The necessity of an external temperature sensor is a significant limitation in use of LED drivers.
Because an LED is a semiconductor diode, its forward voltage decreases when temperature rises and increases when temperature drops; this realization allows an LED to be used as a temperature sensor. U.S. Pat. No. 7,683,864 “LED driving apparatus with temperature compensation function” describes the following method: the electric circuit measures the forward voltage of an LED, compares it with a reference voltage and then manages current flow—increasing current when the voltage difference indicates a temperature rise and decreasing current when the temperature drops.
FIG. 1A is a block diagram of a prior art LED driving unit. Reference to FIG. 1A, the prior art's LED driving unit includes: reference voltage generator 100, the amplification unit 200, driving unit 300, LED 400, repeating amplifier 500, and current limiter 600. The forward voltage across LED 400 is fed into the pass repeating amplifier 500 on the amplification unit 200 where is compared with reference voltage generator 100. Difference signal pass current limiter 600 and come to driving unit 300. A driving unit 300 adjusts a supply voltage of LED 400 in response to the voltage of the differential amplification unit 200. An increased temperature causes a decrease of the forward voltage across LED 400. A difference voltage between the reference voltage generator 100 and a forward voltage to LED 400 is increased and force driving unit 300 increases LED supply current.

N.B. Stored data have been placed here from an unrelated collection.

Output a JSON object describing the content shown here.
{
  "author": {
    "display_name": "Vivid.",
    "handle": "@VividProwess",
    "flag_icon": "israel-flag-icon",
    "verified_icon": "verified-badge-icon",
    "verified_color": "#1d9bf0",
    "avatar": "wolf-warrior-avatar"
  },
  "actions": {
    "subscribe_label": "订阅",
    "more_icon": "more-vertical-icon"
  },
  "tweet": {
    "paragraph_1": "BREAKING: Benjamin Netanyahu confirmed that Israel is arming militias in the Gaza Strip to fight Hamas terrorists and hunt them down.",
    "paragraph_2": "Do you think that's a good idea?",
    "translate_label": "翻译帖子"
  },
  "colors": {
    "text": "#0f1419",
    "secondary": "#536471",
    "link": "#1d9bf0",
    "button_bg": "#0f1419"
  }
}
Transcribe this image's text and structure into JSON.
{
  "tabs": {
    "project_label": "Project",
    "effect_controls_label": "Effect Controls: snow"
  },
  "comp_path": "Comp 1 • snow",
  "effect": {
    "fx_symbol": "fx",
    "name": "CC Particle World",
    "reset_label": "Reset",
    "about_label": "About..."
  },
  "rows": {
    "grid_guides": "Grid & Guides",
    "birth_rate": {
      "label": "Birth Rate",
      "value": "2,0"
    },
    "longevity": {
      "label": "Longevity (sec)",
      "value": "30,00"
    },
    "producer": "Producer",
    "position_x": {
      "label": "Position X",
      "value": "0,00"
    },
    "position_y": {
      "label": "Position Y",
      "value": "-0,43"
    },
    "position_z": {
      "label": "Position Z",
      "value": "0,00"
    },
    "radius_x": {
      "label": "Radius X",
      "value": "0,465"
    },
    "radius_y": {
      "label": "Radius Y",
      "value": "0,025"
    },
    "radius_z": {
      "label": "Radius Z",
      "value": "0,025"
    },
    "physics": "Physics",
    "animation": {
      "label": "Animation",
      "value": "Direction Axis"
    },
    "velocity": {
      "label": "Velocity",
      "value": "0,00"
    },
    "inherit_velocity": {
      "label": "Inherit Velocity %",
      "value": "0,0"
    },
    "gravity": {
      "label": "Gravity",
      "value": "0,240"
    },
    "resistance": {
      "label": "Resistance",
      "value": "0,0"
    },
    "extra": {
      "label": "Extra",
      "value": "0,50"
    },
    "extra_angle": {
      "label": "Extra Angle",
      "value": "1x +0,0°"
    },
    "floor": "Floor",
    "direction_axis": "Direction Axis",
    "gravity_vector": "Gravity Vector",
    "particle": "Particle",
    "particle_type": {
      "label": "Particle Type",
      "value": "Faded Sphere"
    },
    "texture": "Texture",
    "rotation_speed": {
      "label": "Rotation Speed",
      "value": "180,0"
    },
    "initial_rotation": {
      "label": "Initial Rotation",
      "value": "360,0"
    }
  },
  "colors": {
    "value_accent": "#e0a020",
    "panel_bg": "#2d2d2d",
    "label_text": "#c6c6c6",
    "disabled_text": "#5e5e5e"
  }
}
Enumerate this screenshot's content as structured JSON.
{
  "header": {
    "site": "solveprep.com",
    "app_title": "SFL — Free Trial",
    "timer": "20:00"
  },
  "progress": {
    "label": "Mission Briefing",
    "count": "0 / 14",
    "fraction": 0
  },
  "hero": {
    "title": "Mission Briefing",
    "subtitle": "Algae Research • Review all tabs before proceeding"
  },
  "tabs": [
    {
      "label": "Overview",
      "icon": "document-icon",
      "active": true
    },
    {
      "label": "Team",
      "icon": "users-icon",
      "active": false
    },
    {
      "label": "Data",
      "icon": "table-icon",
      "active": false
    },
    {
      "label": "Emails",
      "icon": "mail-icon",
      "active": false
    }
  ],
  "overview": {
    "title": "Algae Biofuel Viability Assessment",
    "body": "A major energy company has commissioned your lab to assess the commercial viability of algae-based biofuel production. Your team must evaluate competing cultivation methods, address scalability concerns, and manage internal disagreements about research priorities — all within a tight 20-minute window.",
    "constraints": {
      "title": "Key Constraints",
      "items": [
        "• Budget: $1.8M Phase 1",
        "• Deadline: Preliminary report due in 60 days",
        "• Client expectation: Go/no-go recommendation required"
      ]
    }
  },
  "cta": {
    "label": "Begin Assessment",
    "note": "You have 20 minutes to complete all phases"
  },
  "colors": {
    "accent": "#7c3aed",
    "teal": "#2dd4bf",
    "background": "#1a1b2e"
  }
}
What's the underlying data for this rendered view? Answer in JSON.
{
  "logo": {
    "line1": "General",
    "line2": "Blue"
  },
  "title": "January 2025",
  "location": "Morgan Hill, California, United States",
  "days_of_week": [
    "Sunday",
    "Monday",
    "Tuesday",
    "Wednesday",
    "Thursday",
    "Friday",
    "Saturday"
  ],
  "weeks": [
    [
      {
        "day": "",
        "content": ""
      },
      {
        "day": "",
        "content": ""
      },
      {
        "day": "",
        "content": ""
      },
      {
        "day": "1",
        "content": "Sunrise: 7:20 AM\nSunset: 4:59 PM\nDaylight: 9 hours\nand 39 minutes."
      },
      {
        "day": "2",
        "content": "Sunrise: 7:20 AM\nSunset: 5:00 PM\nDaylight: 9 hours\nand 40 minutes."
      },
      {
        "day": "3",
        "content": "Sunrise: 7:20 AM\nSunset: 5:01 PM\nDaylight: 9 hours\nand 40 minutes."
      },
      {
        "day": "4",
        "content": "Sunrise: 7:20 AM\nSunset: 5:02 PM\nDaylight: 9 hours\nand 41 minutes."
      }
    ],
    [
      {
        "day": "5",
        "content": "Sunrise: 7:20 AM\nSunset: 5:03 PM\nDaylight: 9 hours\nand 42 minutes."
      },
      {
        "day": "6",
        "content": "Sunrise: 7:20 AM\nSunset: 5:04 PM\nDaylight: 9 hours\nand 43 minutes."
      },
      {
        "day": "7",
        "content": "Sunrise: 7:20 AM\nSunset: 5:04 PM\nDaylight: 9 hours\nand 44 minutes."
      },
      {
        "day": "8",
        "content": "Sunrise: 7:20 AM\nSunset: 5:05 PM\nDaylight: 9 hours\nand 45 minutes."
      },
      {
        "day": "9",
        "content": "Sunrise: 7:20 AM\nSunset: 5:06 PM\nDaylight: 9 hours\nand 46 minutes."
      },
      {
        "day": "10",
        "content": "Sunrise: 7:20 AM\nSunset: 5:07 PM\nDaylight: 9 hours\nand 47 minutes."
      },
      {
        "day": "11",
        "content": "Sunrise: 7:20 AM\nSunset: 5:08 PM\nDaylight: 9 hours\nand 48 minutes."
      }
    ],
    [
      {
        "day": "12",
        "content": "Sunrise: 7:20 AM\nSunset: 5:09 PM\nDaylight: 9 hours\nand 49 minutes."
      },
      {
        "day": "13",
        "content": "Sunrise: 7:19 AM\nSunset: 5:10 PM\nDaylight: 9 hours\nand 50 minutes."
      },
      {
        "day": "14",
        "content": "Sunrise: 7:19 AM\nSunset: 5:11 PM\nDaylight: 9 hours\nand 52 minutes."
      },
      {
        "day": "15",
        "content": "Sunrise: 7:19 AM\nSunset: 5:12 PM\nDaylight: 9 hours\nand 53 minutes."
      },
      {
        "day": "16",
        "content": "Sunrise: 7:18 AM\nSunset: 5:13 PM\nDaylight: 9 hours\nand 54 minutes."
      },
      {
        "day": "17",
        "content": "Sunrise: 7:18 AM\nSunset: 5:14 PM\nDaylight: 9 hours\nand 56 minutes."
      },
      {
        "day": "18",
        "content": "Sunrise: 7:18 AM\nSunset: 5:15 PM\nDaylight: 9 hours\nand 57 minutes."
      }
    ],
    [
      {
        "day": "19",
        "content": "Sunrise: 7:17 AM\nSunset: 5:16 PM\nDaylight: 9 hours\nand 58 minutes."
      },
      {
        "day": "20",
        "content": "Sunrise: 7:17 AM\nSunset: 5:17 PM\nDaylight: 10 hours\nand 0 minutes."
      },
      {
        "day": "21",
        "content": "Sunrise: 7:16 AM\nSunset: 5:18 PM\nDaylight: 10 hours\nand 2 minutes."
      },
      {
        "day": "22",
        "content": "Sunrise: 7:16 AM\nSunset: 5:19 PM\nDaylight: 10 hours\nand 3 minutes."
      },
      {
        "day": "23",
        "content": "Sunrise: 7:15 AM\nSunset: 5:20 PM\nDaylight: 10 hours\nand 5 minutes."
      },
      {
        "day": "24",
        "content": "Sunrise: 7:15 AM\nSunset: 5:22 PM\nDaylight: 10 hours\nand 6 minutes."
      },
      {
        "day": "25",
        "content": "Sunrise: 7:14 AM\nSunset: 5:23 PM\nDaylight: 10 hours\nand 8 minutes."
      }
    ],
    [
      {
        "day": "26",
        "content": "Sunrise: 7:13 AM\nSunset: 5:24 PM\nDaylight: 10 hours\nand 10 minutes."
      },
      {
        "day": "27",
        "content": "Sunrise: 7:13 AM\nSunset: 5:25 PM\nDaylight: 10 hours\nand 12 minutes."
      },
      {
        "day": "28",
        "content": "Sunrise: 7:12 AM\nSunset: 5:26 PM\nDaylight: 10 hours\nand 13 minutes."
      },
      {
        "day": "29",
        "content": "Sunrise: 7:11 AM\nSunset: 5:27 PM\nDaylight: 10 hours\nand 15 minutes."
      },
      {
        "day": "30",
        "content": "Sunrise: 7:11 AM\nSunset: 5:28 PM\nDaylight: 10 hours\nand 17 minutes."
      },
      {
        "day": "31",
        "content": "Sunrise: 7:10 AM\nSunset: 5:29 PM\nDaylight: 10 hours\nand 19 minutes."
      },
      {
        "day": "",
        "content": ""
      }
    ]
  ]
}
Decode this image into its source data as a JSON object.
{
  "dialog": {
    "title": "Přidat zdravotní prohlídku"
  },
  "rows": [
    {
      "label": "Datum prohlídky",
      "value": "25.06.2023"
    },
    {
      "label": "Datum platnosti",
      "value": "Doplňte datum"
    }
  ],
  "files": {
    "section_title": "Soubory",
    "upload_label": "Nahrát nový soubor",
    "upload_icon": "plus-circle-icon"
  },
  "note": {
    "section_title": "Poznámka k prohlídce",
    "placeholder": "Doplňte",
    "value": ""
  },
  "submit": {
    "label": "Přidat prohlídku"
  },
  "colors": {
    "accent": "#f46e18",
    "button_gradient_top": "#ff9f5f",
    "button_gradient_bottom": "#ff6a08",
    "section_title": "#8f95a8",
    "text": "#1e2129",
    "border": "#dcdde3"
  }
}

The prior-described prior art has difficulties. The forward voltage across the LED depends not only on temperature but also on forward current. An increase of forward current with increasing temperature causes an additional increase in forward voltage. The control system perceives this fact as decreasing of temperature and stops correcting the brightness. Therefore the compensation of brightness is partial, as confirmed by the experimental evidence shown on FIG. 1B from the aforementioned patent.
The temperature dependence of brightness is determined by the type of semi-conductive material. For example, ultra-bright LEDs TLCX510 of Company Vishay are made of material aluminium indium gallium phosphide on gallium arsenide to radiate light of different color. Each color LED has different operating characteristics, including temperature dependence on brightness.
The brightness of an LED can be reported as a comparison relative to its reference brightness level, typically at 25° C. By definition, the relative brightness of an LED at +25° C. is one; in the range of temperatures −40° C. to +85° C., the change of relative brightness is 2.2 to 0.6 for red LEDs, 2.3 to 0.4 for yellow LEDs, and 2.6 to 0.48 for green.
Other materials show similar changes in brightness. For example, ultra bright LEDs type TLHB580 made of gallium nitride on silicon carbide can radiate blue or white (with phosphor) light. As temperature ranges from −10° C. to +100° C., brightness changes 1.15 to 0.3.
The LED industry is continuously in need of better ways of providing consistent brightness in LEDs over a range of temperature and operating conditions that does not depend on external sensors whose operational characteristics are susceptible to temperature change.